The U.S. post-9/11 wars in Iraq, Afghanistan, Yemen, Syria, and Pakistan have taken a tremendous human toll on those countries. As of September 2021, an estimated 432,093 civilians in these countries have died violent deaths as a result of the wars. As of May 2023, an estimated 3.6-3.8 million people have died indirectly in post-9/11 war zones. The total death toll in these war zones could be at least 4.5-4.7 million and counting, though the precise mortality figure remains unknown. Civilian deaths have also resulted from U.S. post-9/11 military operations in Somalia and other countries.

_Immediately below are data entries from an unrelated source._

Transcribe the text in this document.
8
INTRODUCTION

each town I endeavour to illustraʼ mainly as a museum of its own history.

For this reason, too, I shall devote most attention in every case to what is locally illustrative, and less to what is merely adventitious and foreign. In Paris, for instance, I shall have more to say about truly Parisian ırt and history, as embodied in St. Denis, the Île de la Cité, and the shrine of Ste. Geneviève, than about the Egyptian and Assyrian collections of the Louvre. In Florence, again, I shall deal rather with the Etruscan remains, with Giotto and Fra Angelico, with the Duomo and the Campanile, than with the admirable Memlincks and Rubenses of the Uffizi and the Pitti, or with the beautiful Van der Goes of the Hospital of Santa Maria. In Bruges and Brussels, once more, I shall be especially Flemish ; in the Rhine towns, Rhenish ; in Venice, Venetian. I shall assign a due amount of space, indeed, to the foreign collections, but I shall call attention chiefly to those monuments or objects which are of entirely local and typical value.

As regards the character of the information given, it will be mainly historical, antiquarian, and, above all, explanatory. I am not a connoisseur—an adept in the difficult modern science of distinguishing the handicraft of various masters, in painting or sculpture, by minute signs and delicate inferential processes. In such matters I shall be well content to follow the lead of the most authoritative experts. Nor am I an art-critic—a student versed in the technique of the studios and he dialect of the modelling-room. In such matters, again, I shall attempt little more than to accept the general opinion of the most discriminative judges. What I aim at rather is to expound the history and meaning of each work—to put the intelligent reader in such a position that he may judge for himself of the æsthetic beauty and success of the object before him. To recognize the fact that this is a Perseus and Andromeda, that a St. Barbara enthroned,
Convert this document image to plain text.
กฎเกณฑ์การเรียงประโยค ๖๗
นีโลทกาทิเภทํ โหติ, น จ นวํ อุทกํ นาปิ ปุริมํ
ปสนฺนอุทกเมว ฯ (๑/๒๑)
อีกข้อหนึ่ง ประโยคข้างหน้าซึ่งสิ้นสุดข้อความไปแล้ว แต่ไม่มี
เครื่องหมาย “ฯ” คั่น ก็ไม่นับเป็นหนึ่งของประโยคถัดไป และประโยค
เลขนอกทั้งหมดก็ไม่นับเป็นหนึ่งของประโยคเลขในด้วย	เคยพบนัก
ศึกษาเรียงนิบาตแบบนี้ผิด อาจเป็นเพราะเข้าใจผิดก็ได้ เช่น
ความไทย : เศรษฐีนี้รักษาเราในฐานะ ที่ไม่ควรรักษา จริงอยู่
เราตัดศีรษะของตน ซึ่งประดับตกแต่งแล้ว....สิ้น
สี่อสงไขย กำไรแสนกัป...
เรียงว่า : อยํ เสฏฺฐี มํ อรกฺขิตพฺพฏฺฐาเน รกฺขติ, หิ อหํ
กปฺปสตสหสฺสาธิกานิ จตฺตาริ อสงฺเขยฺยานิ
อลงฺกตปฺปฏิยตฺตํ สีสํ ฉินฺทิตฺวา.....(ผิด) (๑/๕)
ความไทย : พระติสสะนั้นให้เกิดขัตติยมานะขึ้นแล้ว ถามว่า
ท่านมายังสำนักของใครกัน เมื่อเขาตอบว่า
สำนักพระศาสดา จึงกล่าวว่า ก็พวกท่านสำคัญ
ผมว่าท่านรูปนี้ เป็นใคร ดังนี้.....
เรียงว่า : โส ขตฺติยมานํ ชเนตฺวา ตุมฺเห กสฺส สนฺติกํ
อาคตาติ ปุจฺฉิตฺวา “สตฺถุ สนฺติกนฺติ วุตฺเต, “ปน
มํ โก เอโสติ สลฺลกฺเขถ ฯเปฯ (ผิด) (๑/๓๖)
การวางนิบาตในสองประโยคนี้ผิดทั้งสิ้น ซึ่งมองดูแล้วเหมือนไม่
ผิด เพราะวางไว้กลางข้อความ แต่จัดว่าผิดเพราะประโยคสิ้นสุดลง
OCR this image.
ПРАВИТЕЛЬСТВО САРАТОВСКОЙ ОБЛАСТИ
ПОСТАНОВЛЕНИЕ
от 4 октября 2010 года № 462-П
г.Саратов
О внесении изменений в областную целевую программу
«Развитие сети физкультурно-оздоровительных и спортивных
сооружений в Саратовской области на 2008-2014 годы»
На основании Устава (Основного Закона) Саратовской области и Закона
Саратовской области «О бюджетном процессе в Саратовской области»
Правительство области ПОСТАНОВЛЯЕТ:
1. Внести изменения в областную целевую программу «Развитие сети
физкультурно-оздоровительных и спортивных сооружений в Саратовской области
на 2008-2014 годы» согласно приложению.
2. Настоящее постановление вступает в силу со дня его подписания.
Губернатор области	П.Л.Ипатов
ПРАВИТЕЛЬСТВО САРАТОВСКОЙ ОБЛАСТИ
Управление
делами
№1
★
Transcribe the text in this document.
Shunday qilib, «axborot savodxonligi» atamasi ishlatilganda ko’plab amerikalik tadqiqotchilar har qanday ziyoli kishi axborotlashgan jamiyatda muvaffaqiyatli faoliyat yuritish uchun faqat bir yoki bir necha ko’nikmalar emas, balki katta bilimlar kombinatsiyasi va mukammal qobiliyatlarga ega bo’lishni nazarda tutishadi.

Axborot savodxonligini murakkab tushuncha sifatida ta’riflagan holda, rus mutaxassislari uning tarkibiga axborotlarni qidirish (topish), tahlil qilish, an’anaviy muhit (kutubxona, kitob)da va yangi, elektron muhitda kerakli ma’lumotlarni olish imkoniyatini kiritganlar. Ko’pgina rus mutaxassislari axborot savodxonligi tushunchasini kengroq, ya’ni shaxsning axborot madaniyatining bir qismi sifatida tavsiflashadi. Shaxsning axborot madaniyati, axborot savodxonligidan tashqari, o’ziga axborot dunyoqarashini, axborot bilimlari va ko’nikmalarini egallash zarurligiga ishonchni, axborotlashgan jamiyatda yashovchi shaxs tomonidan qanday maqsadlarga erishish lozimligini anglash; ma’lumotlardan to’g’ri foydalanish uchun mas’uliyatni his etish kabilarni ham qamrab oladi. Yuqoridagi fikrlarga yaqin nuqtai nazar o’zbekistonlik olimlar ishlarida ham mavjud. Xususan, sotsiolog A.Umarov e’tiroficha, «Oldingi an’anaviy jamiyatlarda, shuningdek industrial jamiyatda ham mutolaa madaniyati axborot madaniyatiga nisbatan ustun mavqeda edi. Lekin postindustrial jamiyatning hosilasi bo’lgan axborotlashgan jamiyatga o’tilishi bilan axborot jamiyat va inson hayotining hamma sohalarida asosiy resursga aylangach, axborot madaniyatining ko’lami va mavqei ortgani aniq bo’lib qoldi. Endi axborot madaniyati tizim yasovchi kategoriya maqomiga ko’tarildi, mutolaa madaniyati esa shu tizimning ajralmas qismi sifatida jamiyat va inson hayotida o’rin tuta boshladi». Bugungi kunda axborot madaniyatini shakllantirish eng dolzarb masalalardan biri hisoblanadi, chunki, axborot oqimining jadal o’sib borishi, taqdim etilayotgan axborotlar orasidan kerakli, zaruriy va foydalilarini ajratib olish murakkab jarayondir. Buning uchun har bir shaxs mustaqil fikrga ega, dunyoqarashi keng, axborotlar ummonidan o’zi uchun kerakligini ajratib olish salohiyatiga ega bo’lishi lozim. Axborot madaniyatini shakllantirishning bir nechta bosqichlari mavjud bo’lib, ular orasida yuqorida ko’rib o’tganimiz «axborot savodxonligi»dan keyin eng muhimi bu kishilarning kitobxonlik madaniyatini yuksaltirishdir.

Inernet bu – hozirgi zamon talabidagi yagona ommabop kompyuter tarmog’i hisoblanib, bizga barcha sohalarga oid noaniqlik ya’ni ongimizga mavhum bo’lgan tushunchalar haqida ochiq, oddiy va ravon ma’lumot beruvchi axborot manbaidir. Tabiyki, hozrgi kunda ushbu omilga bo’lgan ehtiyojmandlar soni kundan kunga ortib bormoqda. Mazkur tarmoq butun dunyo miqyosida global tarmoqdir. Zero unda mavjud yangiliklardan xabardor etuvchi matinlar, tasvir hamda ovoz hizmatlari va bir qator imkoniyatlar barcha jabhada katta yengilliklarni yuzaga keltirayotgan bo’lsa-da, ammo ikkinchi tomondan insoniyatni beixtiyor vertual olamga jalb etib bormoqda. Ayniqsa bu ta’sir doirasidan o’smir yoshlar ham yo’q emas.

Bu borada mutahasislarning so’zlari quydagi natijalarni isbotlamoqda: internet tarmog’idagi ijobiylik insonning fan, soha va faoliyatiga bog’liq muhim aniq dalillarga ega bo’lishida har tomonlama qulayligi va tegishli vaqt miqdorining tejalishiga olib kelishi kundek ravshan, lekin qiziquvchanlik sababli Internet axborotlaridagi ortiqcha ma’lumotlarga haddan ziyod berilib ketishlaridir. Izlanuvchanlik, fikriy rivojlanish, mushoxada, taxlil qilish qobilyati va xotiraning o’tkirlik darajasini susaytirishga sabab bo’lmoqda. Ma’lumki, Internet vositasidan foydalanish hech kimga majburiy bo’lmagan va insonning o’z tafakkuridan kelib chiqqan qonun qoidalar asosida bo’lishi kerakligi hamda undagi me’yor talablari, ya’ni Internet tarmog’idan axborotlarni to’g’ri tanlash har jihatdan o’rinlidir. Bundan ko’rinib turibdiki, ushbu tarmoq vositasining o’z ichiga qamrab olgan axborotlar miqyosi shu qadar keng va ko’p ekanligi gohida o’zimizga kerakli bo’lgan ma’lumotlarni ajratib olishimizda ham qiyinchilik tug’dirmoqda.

People living in the war zones have been killed in their homes, in markets, and on roadways. They have been killed by bombs, bullets, fire, improvised explosive devices (IEDs), and drones. Civilians die at checkpoints, as they are run off the road by military vehicles, when they step on mines or cluster bombs, as they collect wood or tend to their fields, and when they are kidnapped and executed for purposes of revenge or intimidation. They are killed by the United States, by its allies, and by insurgents and sectarians in the civil wars spawned by the invasions.

War can also lead to death weeks or months after battles. Many times more people in the warzones have died as a result of battered infrastructure and poor health conditions arising from the wars than directly from its violence. For example, war refugees often lose access to a stable food supply or to their jobs, resulting in increased malnutrition and vulnerability to disease.

The Costs of War reports document the direct and indirect toll that war takes on civilians and their livelihoods, including the lingering effects of war death and injury on survivors and their families.

Key Findings

  • 432,093 civilians have died violent deaths as a direct result of the U.S. post-9/11 wars.

  • An estimated 3.6-3.8 million people have died indirectly in post-9/11 war zones, bringing the total death toll to at least 4.5-4.7 million and counting.

  • More than 7.6 million children under five in post-9/11 war zones are suffering from acute malnutrition
  • War deaths from malnutrition and a damaged health system and environment likely far outnumber deaths from combat.


  • The U.S. government should include civilian deaths and injuries in public reporting of war deaths, including a tally of children killed.
  • The U.S. government should do a more comprehensive and thorough job investigating allegations of civilian deaths that result from its drone strikes.